Todas as técnicas psicoterápicas, quaisquer que sejam suas denominações ou seus pressupostos teóricos, podem ser efetivas na medida em que ocorram as condições acima citadas e os clientes as percebam. Daí o fato de que muitas abordagens diversas entre si, mesmo as que usam trabalho corporal, processos comportamentais de condicionamento ou qualquer outro procedimento, podem ser úteis. O ingrediente terapêutico básico concentra-se no tipo de relação cliente-terapeuta, nas atitudes que o psicólogo realmente vivencia e demonstra no seu contato com as pessoas perturbadas por problemas psicológicos.

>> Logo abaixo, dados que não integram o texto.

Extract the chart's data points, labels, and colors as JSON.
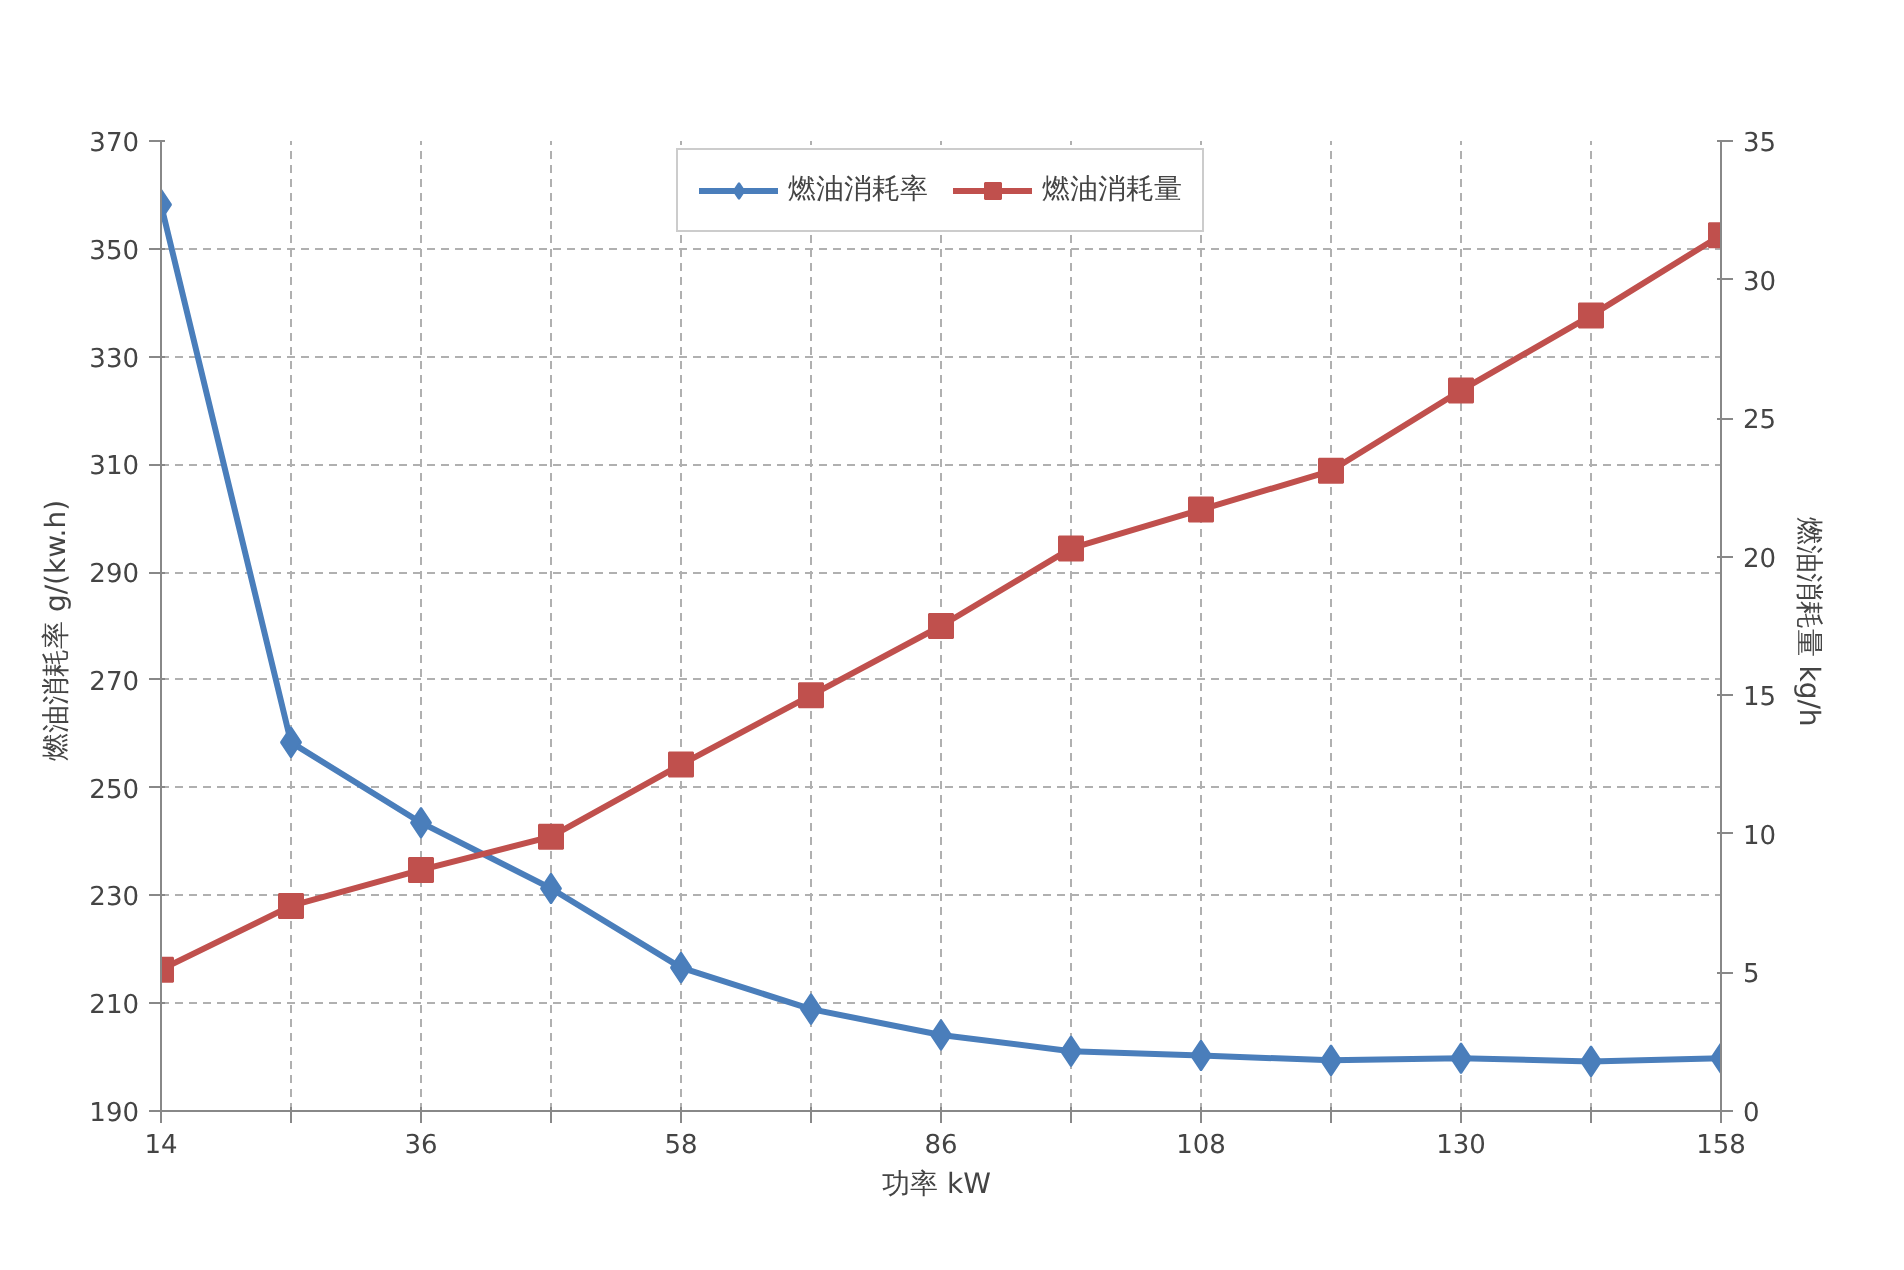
{
  "chart_data": {
    "type": "line",
    "xlabel": "功率  kW",
    "ylabel": "燃油消耗率  g/(kw.h)",
    "y2label": "燃油消耗量  kg/h",
    "categories": [
      "14",
      null,
      "36",
      null,
      "58",
      null,
      "86",
      null,
      "108",
      null,
      "130",
      null,
      "158"
    ],
    "series": [
      {
        "name": "燃油消耗率",
        "color": "#4a7ebb",
        "marker": "diamond",
        "values": [
          358.2,
          258.4,
          243.5,
          231.3,
          216.6,
          208.9,
          204.1,
          201.1,
          200.3,
          199.4,
          199.8,
          199.2,
          199.8
        ]
      },
      {
        "name": "燃油消耗量",
        "color": "#c0504d",
        "marker": "square",
        "axis": "y2",
        "values": [
          5.1,
          7.4,
          8.7,
          9.9,
          12.5,
          15.0,
          17.5,
          20.3,
          21.7,
          23.1,
          26.0,
          28.7,
          31.6
        ]
      }
    ],
    "ylim": [
      190,
      370
    ],
    "yticks": [
      190,
      210,
      230,
      250,
      270,
      290,
      310,
      330,
      350,
      370
    ],
    "y2lim": [
      0,
      35
    ],
    "y2ticks": [
      0,
      5,
      10,
      15,
      20,
      25,
      30,
      35
    ],
    "grid": true,
    "legend": "top",
    "line_style": "solid"
  }
}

A prática da terapia rogeriana, nas clínicas e consultórios particulares, no ambiente institucional ou no dia-a-dia das relações humanas, não é tão fácil como pode parecer. Muitos mal informados pensam ser a terapia centrada na pessoa uma espécie de laissez-faire, em que o psicólogo nada faz, apenas ouve, como ocorre em certas formas tradicionais de terapia. Na orientação rogeriana acontece justamente o oposto: o cliente "conversa" com o terapeuta e cabe a este, a todo momento, a todo instante, estar atento a tudo que o cliente diz, juntando fatos que ao cliente parecem isolados, mas que podem formar uma cadeia de sentimentos ou de comportamentos expressos ou reprimidos. As interpretações que porventura ocorram são colocadas como hipóteses e ambos, cliente e terapeuta, exploram suas hipóteses abrindo-se, assim, um caminho leal e rico de possibilidades que leva a pessoa a conhecer-se melhor e a entender seu comportamento sem que ninguém, como juiz, interprete por ele. Leva-se o cliente à reflexão e não se procura categorizar ou rotular seus sentimentos.

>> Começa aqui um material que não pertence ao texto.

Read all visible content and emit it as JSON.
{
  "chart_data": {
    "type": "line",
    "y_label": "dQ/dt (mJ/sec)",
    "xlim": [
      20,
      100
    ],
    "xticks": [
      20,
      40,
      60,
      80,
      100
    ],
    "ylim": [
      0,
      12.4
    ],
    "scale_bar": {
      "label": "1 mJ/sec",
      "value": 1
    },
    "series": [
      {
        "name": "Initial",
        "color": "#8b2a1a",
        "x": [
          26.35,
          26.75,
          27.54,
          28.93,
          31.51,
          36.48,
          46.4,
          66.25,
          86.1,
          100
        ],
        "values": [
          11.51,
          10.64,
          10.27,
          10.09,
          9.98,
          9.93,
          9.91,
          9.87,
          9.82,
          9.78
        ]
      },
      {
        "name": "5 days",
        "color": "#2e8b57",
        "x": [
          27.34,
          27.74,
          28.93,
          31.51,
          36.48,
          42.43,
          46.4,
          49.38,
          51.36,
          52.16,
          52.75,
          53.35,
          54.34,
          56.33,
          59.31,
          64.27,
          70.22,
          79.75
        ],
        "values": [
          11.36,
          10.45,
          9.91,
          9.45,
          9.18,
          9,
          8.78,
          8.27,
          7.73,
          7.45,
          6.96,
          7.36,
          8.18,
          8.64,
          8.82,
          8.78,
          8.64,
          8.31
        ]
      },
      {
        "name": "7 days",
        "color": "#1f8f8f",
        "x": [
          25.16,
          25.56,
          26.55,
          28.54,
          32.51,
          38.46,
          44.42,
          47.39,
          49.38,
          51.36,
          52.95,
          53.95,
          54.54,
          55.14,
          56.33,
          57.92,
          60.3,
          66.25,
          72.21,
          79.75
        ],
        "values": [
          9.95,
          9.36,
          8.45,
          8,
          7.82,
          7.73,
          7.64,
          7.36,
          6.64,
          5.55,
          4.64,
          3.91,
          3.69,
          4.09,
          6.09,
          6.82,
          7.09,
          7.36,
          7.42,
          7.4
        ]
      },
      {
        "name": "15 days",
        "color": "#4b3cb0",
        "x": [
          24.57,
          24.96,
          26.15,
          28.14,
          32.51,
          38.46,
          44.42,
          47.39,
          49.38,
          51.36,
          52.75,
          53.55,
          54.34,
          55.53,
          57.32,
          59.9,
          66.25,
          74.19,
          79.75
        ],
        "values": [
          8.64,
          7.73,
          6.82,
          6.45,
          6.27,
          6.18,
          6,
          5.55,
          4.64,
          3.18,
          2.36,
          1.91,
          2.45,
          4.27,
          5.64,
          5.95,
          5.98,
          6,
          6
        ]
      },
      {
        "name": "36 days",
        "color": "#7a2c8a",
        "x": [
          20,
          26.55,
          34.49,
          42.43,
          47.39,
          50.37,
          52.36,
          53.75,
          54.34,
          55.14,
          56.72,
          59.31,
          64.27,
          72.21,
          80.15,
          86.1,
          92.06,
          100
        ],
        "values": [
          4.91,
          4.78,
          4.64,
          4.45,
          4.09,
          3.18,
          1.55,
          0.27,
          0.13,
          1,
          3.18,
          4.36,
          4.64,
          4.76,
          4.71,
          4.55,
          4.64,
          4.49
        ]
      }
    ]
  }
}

As sessões terapêuticas no estilo de Rogers não são tão freqüentes como na análise ortodoxa. Ocorrem, em geral, uma vez por semana, às vezes e raramente, duas vezes por semana, com um tempo médio de 50 a 60 minutos por sessão. Tal procedimento, aliado às atitudes do terapeuta, torna muito menos freqüentes as situações transferenciais (amor e ódio entre cliente e terapeuta) e a temível dependência terapêutica que leva muitas pessoas à necessidade de convivência com seu terapeuta por 15,20 anos, sem que, com isso, haja uma proporcional melhora no seu estilo de vida. Ao contrário, às vezes torna-se um robô que nada faz sem o comando (embora velado) do terapeuta.

As atitudes de congruência, autenticidade, calor humano, aceitação positiva incondicional e empatia são, atualmente, embora com denominações diversas, comuns em todas as terapias. São enfatizadas nos procedimentos chamados existencialistas, fenomenológicos e neo-analíticos, mas estão presentes, como dissemos, em todas as abordagens da atualidade e refletem, de um modo geral, o clima de libertação do indivíduo, da redução de pressões sobre ele, do respeito à condição humana, que passaram a ter mais significação a partir da Segunda Guerra Mundial.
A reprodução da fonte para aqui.